Angelina Jolie launches fight against wartime rape

Britain’s Foreign Secretary William Hague and US actress and UN special envoy Angelina Jolie make their opening speeches at the four-day Global Summit to End Sexual Violence in Conflict in east London on Tuesday.

Britain’s Foreign Secretary William Hague and US actress and UN special envoy Angelina Jolie make their opening speeches at the four-day Global Summit to End Sexual Violence in Conflict in east London on Tuesday.

LONDON — Hollywood star Angelina Jolie and British Foreign Secretary William Hague on Tuesday launched a four-day summit on ending rape in war, calling for an end to the “culture of impunity” and more prosecutions.

US Secretary of State John Kerry, who will attend the conference in London on Friday, said the delegates from 117 countries wanted to “relegate sexual violence to the annals of history”.

The summit is the fruit of a two-year campaign by UN special envoy Jolie and Hague, who have visited the Democratic Republic of Congo and Bosnia to meet victims of rape during conflict.

As she opened the conference, Jolie said she and Hague had discussed a woman they met in Bosnia, who was still too ashamed to tell her son that she had been raped. “This day is for her,” said Jolie. “We believe it truly is a summit like no other.”

Standing next to her, Hague told reporters: “This will be the greatest concentration of effort, of discussion and decision ever seen in combating sexual violence in conflict.”

The conference, held at a vast conference center, includes 150 events open to the public in what the organizers hope will be a giant exercise in raising awareness.

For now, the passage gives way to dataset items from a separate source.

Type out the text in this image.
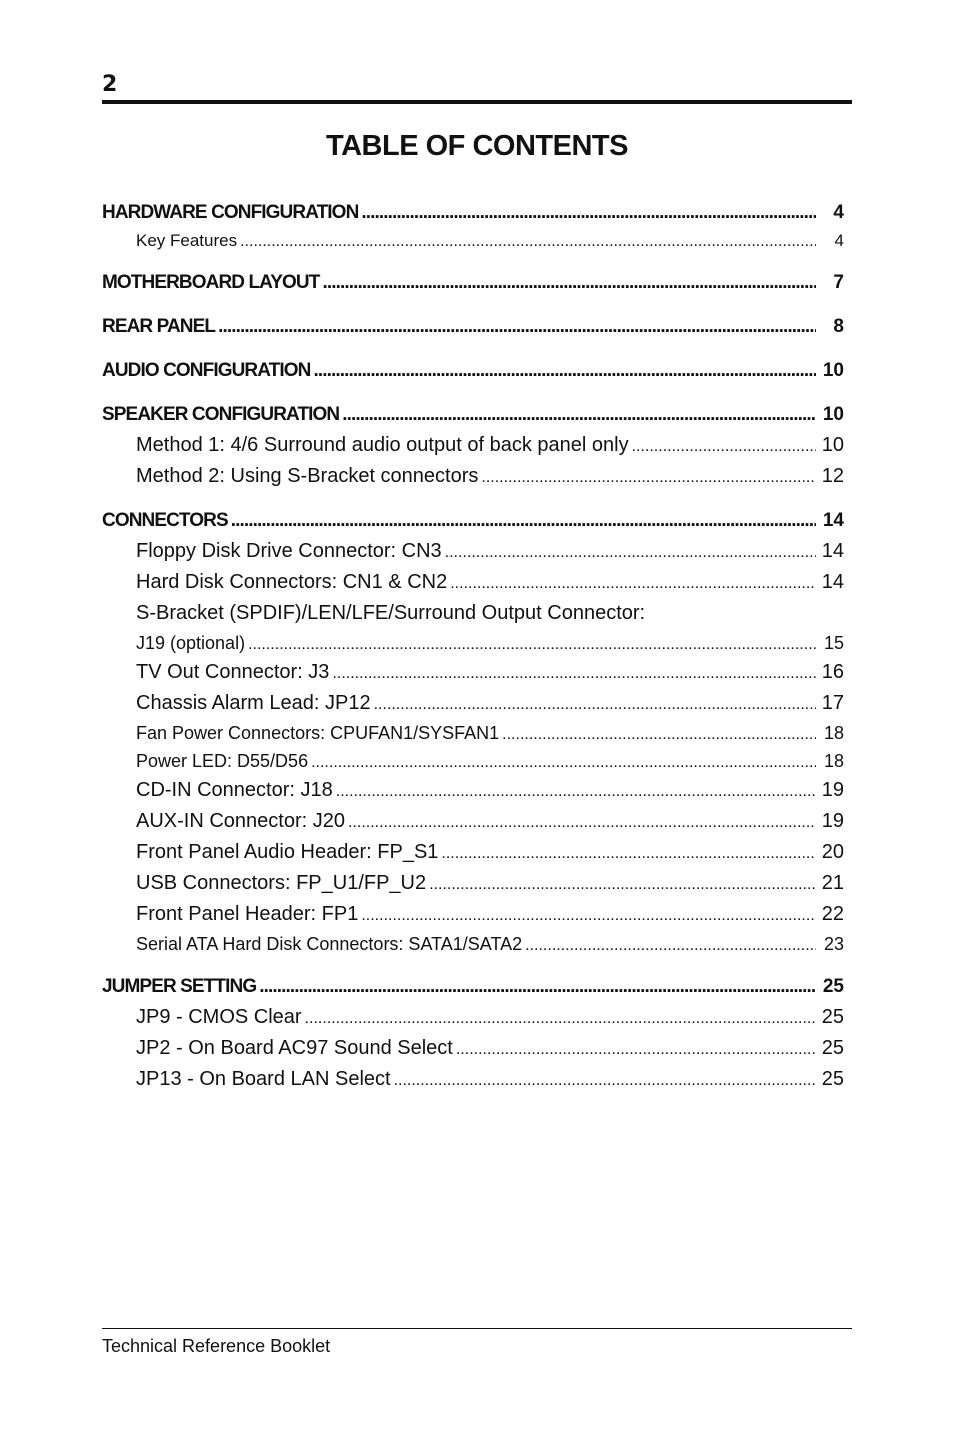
2
TABLE OF CONTENTS
HARDWARE CONFIGURATION .....	4
Key Features .....	4
MOTHERBOARD LAYOUT .....	7
REAR PANEL .....	8
AUDIO CONFIGURATION .....	10
SPEAKER CONFIGURATION .....	10
Method 1: 4/6 Surround audio output of back panel only .....	10
Method 2: Using S-Bracket connectors .....	12
CONNECTORS .....	14
Floppy Disk Drive Connector: CN3 .....	14
Hard Disk Connectors: CN1 & CN2 .....	14
S-Bracket (SPDIF)/LEN/LFE/Surround Output Connector:
J19 (optional) .....	15
TV Out Connector: J3 .....	16
Chassis Alarm Lead: JP12 .....	17
Fan Power Connectors: CPUFAN1/SYSFAN1 .....	18
Power LED: D55/D56 .....	18
CD-IN Connector: J18 .....	19
AUX-IN Connector: J20 .....	19
Front Panel Audio Header: FP_S1 .....	20
USB Connectors: FP_U1/FP_U2 .....	21
Front Panel Header: FP1 .....	22
Serial ATA Hard Disk Connectors: SATA1/SATA2 .....	23
JUMPER SETTING .....	25
JP9 - CMOS Clear .....	25
JP2 - On Board AC97 Sound Select .....	25
JP13 - On Board LAN Select .....	25
Technical Reference Booklet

In a statement, Kerry called for countries to end their protection of individuals who commit “these vile acts”. “We must declare in unison: ‘They can’t run and they won’t hide here’,” he said.

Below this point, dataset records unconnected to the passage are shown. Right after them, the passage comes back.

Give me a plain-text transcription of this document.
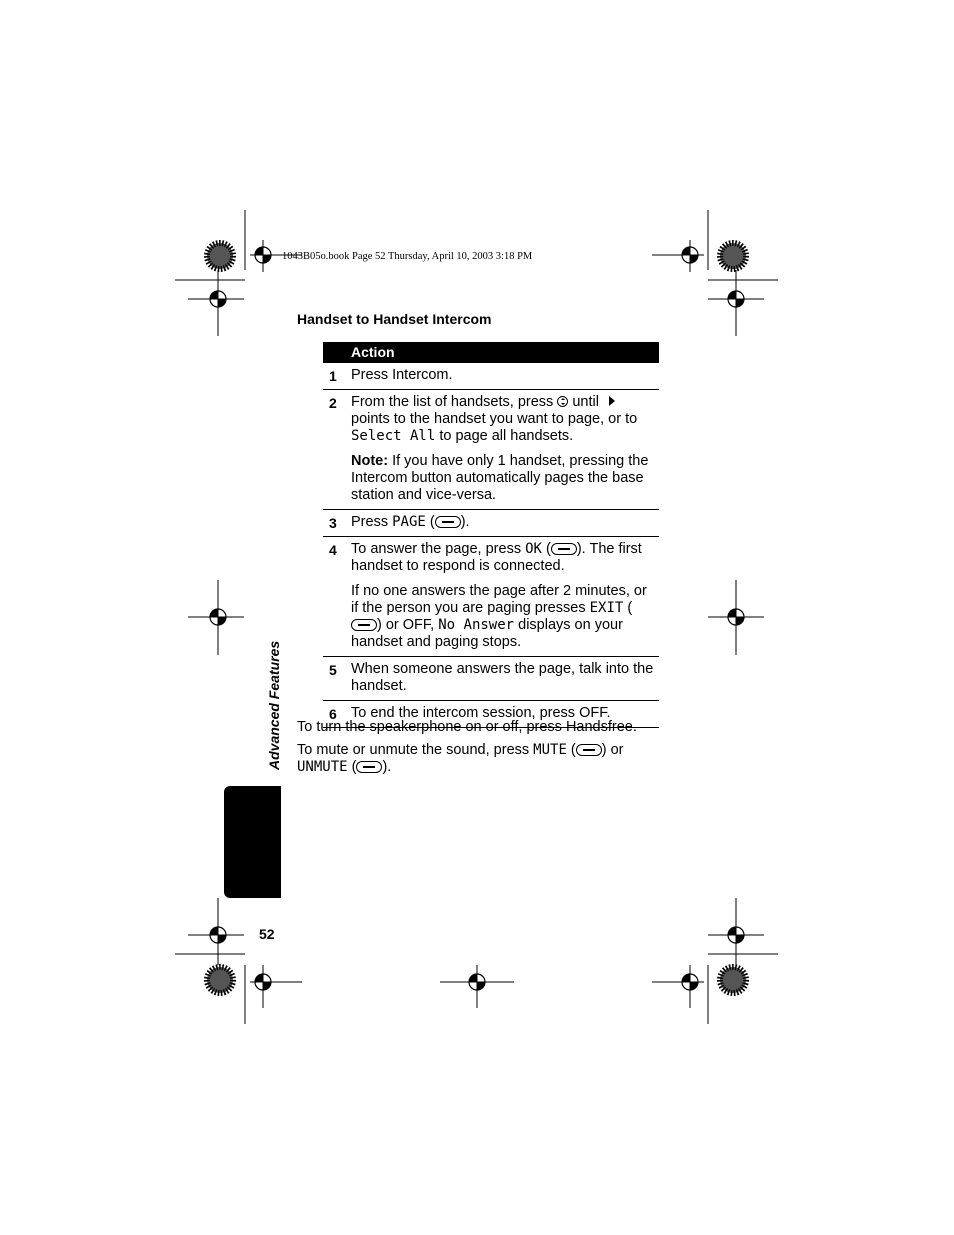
1043B05o.book Page 52 Thursday, April 10, 2003 3:18 PM
Handset to Handset Intercom
Action
1 Press Intercom.

2 From the list of handsets, press until  points to the handset you want to page, or to Select All to page all handsets.

Note: If you have only 1 handset, pressing the Intercom button automatically pages the base station and vice-versa.

3 Press PAGE ( ).

4 To answer the page, press OK ( ). The first handset to respond is connected.

If no one answers the page after 2 minutes, or if the person you are paging presses EXIT () or OFF, No Answer displays on your handset and paging stops.

5 When someone answers the page, talk into the handset.

6 To end the intercom session, press OFF.

To turn the speakerphone on or off, press Handsfree.
To mute or unmute the sound, press MUTE ( ) or
UNMUTE ( ).
Advanced Features
52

Almost 150 governments have endorsed a declaration of commitment to end sexual violence in conflict.

Liesl Gerntholtz, of Human Rights Watch, told AFP that while most victims were women and girls, “there’s an emerging body of research and documentation that certainly shows that men have been targeted”.

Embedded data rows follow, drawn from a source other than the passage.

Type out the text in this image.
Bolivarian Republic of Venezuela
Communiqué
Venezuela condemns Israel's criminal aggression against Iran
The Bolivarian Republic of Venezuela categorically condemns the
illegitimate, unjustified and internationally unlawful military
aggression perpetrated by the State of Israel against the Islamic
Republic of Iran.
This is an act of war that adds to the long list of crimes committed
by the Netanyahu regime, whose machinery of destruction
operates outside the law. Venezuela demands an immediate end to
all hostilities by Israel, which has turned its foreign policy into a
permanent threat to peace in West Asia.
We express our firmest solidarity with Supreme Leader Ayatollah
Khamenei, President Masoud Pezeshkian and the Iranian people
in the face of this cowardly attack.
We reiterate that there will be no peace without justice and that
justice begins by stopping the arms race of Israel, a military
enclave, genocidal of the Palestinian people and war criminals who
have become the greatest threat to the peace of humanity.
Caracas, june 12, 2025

She said: “Human Rights Watch’s own research shows that in Syria and Libya sexual violence against men has been part of the pattern of sexualized torture, particularly for men who are in detention or who are being held by the regime or militia.”

Hague has said it was Jolie’s film “In the Land of Blood and Honey” that alerted him to the extent of sexual violence in conflict zones. The 2011 film, which marked Jolie’s directorial debut, is a love story told against the backdrop of the Bosnian war two decades ago, when according to Hague some 50,000 women were raped.